Minister pracy i polityki społecznej ma dobre informacje dla ponad 2,1 mln zarejestrowanych bezrobotnych. Do urzędów pracy trafiły już środki z Funduszu Pracy na pomoc w poszukiwaniu zatrudnienia.
Ile pieniędzy
Najwięcej, bo aż 21 910,32 zł, może otrzymać bezrobotny, który zdecyduje się na założenie własnej firmy. Potrzebny do tego jest jednak dobry pomysł na działalność. Pośredniaki inwestują bowiem tylko w takie przedsięwzięcia, które mają szansę utrzymać się na rynku dłużej niż rok. Tyle czasu bowiem trzeba prowadzić dotowaną firmę pod groźbą zwrotu wsparcia. Wiele osób mogą zainteresować staże. W ich czasie bezrobotni zyskują szansę na zdobycie praktycznych umiejętności w wymarzonej firmie. Taka forma wsparcia jest także atrakcyjna dla przedsiębiorców. Dzięki niej zyskują darmowe ręce do pracy. W czasie stażu to urząd pracy płaci wynagrodzenie stażyście. Wynosi ono 988,40 zł miesięcznie.
Sami przedsiębiorcy również mogą wystąpić o bezzwrotne dofinansowanie z urzędu pracy. Jeśli zdecydują się na zatrudnienie bezrobotnego, dostaną refundację kosztów urządzenia stanowiska bądź dostosowania dotychczasowego do potrzeb bezrobotnego. Kwota wsparcia wynosi 21 910,32 zł i jest niższa o ponad 500 zł od tej, którą przedsiębiorcy mogli otrzymać w zeszłym roku.
Warunkiem otrzymania dopłaty jest jednak utrzymanie tego dotowanego stanowiska przez dwa lata.

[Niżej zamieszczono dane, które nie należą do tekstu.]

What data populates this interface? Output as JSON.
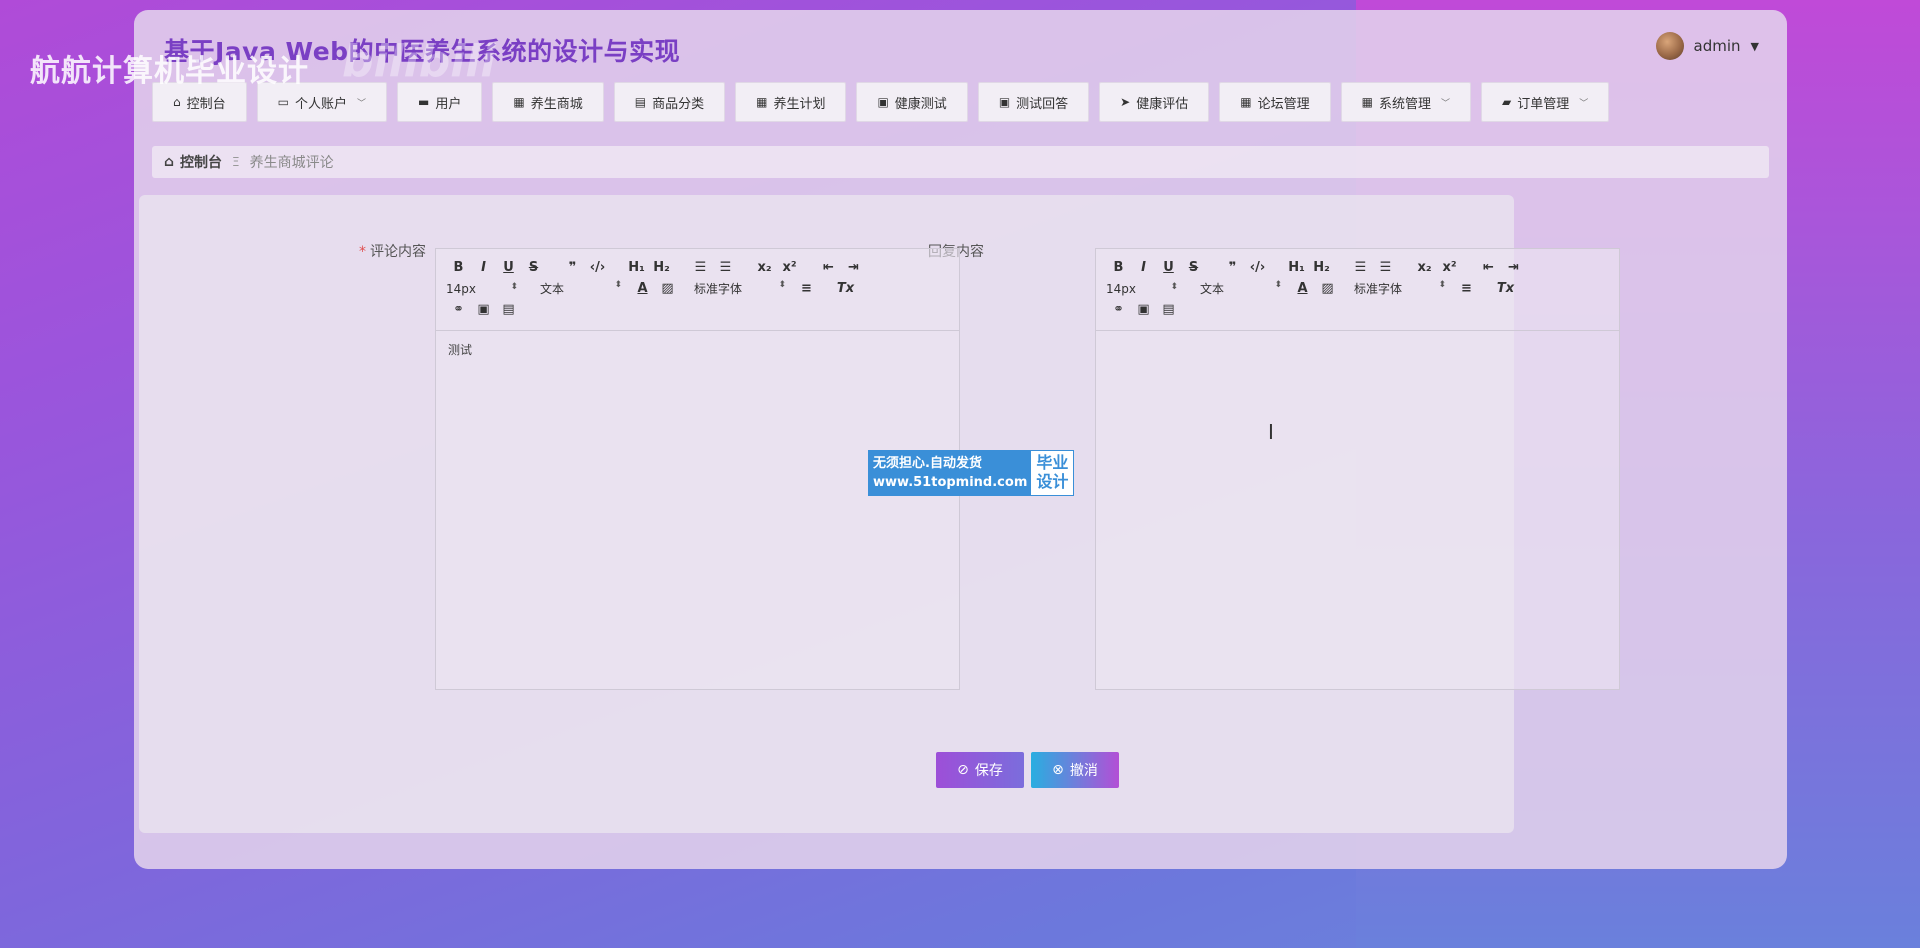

Jeśli przedsiębiorca zwolni przyjętego bezrobotnego, będzie musiał zwrócić wsparcie.
– Pieniądze już do nas spływają. Nie ma jednak potrzeby, aby spieszyć się ze składaniem wniosków o wsparcie – uspokaja Jerzy Bartnicki, szef powiatowego urzędu pracy w Kwidzynie. – Lepiej zastanowić się nad biznesplanem dla nowej firmy – wskazuje.